Your best efforts at adhering to the law do nothing to add to what Christ Jesus has already done for you. Christ Jesus has borne the burden of the law for you and any attempt to take that burden upon yourself is nothing other than attempting to reject the freedom which Christ Jesus has already won for you.
And so, in spite of your short-sightedness and your attempts to run from the purpose of freedom that you have been given, Christ Jesus continues to come to you bringing to you the same radical message, the same hope that He brought to those neighboring towns that He had set out for.

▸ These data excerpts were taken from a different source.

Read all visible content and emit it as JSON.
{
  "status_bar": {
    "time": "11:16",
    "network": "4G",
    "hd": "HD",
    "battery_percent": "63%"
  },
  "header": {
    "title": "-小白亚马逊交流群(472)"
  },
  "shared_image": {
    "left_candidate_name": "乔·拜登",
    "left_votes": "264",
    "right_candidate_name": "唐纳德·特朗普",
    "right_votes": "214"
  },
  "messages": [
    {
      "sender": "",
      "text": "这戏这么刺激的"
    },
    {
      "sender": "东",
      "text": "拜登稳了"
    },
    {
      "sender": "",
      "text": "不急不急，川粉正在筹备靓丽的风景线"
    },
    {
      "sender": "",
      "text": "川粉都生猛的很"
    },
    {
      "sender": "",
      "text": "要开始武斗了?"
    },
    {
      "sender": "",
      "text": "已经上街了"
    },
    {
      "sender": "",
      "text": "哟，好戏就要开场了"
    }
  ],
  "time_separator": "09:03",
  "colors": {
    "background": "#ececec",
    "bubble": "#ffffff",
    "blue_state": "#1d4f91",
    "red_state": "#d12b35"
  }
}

And it is nothing other than the announcement of the arrival of His kingdom; the Kingdom that comes to you today not in anything of this world that you can see, for Christ Himself says that His kingdom is not of this broken, sinful world.
No, He brings you His Kingdom through a word and a promise that you hear and through which the Holy Spirit brings you faith. He brings you this faith, and nurtures and sustains this faith in you. And this is the kind of faith that frees you to look forward with real hope to a real future with real promise in a real Messiah and real Savior.
Hear the words of Isaiah from the first lesson, this One who frees you gives power to the faint and strengthens the powerless. For it is not those who live in the burden of sight trying to find a Savior on their own terms that they can see and touch, but rather you who live in the freedom of faith, listening and hearing a word of promise and waiting for the Lord who renews your strength and who shall mount up with wings like eagles and run and not be weary and shall walk and not faint.
And so now, that you know that your purpose is to be free from the burden of sin, death, the devil and the law, what are you to do with your freedom? Well if we take Paul at his word in this weeks 2nd lesson then, in our freedom we are to make ourselves slaves to all, so that we might win more of them. But we also must remember what Paul says at the beginning of this week’s lesson “That if we proclaim the Gospel, this gives me no ground for boasting, for an obligation is laid on me, and woe to me if I do not proclaim the Gospel!”
In other words we have been freed to be slaves to the Gospel. We have been freed to go forth and continue to proclaim the radical message that Jesus set out to bring to those neighboring towns; the announcement of the coming near of His Kingdom, the announcement of the forgiveness of sin through Christ Jesus laying down His life for us, and the announcement of our salvation through His resurrection. And in this also, we live by faith and not by sight. Having been grasped by the Gospel and given saving faith in the Gospel through the Holy Spirit, you have been freed to go forth proclaiming the radical message of the Gospel, looking forward to the hope that lies in the future, not looking for visible signs but trusting the Word, trusting the Holy Spirit to create, nurture and sustain faith, and continue to free people for the very purpose of their freedom in the Gospel, the freedom for which Christ has set them free.